A Simon Fraser University Beedie School of Business student who has received national recognition for her leadership and entrepreneurship joins the 2014 class of The Next 36.
Chantelle Buffie is one of 40 successful candidates gleaned from a field of about 1,000 applicants nationally for a spot in the prestigious program, aimed at stimulating new ideas among brilliant young minds. She is the third SFU student to secure a place in the competitive program.
The young entrepreneurs will spend the next nine months building companies with the support of mentors, a unique academic program and a pool of business advisors.
“It’s important for students to take advantage of every opportunity that comes their way,” said Buffie, who recently began working full-time at TELUS following a co-op term. “The world is at your fingertips, and it’s up to you to grab what you want out of life.”
The 2012 program manager of Enactus SFU’s Student Entrepreneur of the Year initiative, Buffie was earlier named the 2013 HSBC Women Leader of Tomorrow for Western Canada.
Together with student Sonam Swarup, she created Fusion Kitchen, aimed at empowering immigrant women to obtain jobs by working with them to teach cultural cooking lessons.
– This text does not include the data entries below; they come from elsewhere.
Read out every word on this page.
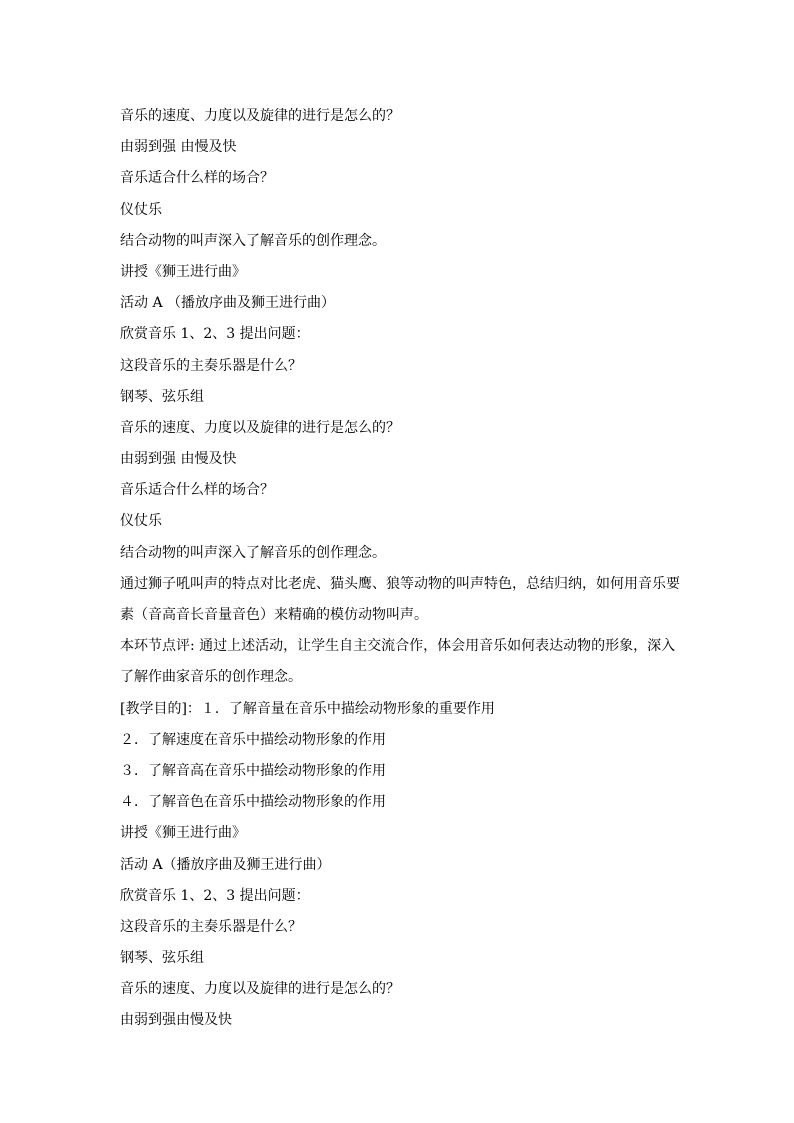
音乐的速度、力度以及旋律的进行是怎么的？
由弱到强 由慢及快
音乐适合什么样的场合？
仪仗乐
结合动物的叫声深入了解音乐的创作理念。
讲授《狮王进行曲》
活动 A （播放序曲及狮王进行曲）
欣赏音乐 1、2、3 提出问题：
这段音乐的主奏乐器是什么？
钢琴、弦乐组
音乐的速度、力度以及旋律的进行是怎么的？
由弱到强 由慢及快
音乐适合什么样的场合？
仪仗乐
结合动物的叫声深入了解音乐的创作理念。
通过狮子吼叫声的特点对比老虎、猫头鹰、狼等动物的叫声特色，总结归纳，如何用音乐要
素（音高音长音量音色）来精确的模仿动物叫声。
本环节点评: 通过上述活动，让学生自主交流合作，体会用音乐如何表达动物的形象，深入
了解作曲家音乐的创作理念。
[教学目的]：１．了解音量在音乐中描绘动物形象的重要作用
２．了解速度在音乐中描绘动物形象的作用
３．了解音高在音乐中描绘动物形象的作用
４．了解音色在音乐中描绘动物形象的作用
讲授《狮王进行曲》
活动 A（播放序曲及狮王进行曲）
欣赏音乐 1、2、3 提出问题：
这段音乐的主奏乐器是什么？
钢琴、弦乐组
音乐的速度、力度以及旋律的进行是怎么的？
由弱到强由慢及快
The venture, no longer running, earned a BC Ideas recognition in the university solutions investment category.
Buffie, of Surrey, was also named a Top-24-under-24-award recipient by the Vancouver daily newspaper 24-Hours. “The faculty support and resources available to me at the Beedie School have been instrumental in my success as an aspiring entrepreneur,” says Buffie, who participated in SFU’s Social Entrepreneurship Accelerator, which fosters student start-ups, and has also worked with RADIUS, Beedie’s interdisciplinary social innovation lab and venture incubator.
While at SFU, she created Jumpstart, an eight-week accelerator for SFU students with ideas that could be launched into businesses, and also spent a term studying at the Universita Commerciale Luigi Bocconi in Italy.
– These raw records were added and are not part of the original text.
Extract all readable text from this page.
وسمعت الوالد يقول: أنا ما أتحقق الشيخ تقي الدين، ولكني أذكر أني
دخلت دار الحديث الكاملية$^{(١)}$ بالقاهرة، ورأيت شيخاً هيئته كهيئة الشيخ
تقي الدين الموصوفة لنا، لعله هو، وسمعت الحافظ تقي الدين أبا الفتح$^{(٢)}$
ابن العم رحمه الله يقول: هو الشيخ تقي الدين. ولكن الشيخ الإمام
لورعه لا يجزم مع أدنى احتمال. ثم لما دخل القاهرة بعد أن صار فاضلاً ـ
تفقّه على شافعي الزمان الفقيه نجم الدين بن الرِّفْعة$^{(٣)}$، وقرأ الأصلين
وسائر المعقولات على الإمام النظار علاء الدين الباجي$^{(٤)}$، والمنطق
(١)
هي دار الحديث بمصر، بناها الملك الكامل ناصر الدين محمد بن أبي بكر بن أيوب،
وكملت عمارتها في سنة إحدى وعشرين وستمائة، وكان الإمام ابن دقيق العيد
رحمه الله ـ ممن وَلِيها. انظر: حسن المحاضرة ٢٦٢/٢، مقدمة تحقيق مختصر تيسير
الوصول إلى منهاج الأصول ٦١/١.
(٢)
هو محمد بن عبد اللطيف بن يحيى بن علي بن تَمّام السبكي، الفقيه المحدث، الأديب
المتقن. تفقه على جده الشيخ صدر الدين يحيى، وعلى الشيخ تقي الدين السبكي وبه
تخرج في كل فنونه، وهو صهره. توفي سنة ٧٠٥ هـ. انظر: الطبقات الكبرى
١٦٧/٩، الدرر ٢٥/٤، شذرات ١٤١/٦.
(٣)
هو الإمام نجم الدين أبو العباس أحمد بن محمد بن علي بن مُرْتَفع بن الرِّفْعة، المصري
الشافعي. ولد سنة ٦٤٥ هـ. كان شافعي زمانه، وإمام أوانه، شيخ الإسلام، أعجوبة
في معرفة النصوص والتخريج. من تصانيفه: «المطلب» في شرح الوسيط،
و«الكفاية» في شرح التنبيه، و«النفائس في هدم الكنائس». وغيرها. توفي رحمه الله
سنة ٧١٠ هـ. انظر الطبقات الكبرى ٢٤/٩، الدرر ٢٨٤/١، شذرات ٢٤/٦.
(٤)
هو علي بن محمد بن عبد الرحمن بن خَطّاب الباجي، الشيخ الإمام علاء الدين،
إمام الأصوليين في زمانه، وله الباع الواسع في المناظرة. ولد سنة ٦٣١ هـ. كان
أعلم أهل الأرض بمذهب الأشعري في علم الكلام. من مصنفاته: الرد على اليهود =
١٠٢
Previous SFU participants to The Next 36 include SIAT student Michael Cheng, who created Needle HR, a talent acquisition platform, and Beedie undergraduate Jessica Fan, who used the program to develop her business venture Penyo Pal, an app that teaches children to speak Mandarin.
Earlier this year, SFU became an official academic partner of The Next 36, solidifying SFU’s reputation as a Canadian leader in fostering entrepreneurship and innovation.
The Next 36 has the support of more than 200 Canadian business leaders. Its first three cohorts raised over $18 million and created more than 150 new jobs.
Simon Fraser University is consistently ranked among Canada’s top comprehensive universities and is one of the top 50 universities in the world under 50 years old. With campuses in Vancouver, Burnaby and Surrey, B.C., SFU engages actively with the community in its research and teaching, delivers almost 150 programs to more than 30,000 students, and has more than 125,000 alumni in 130 countries.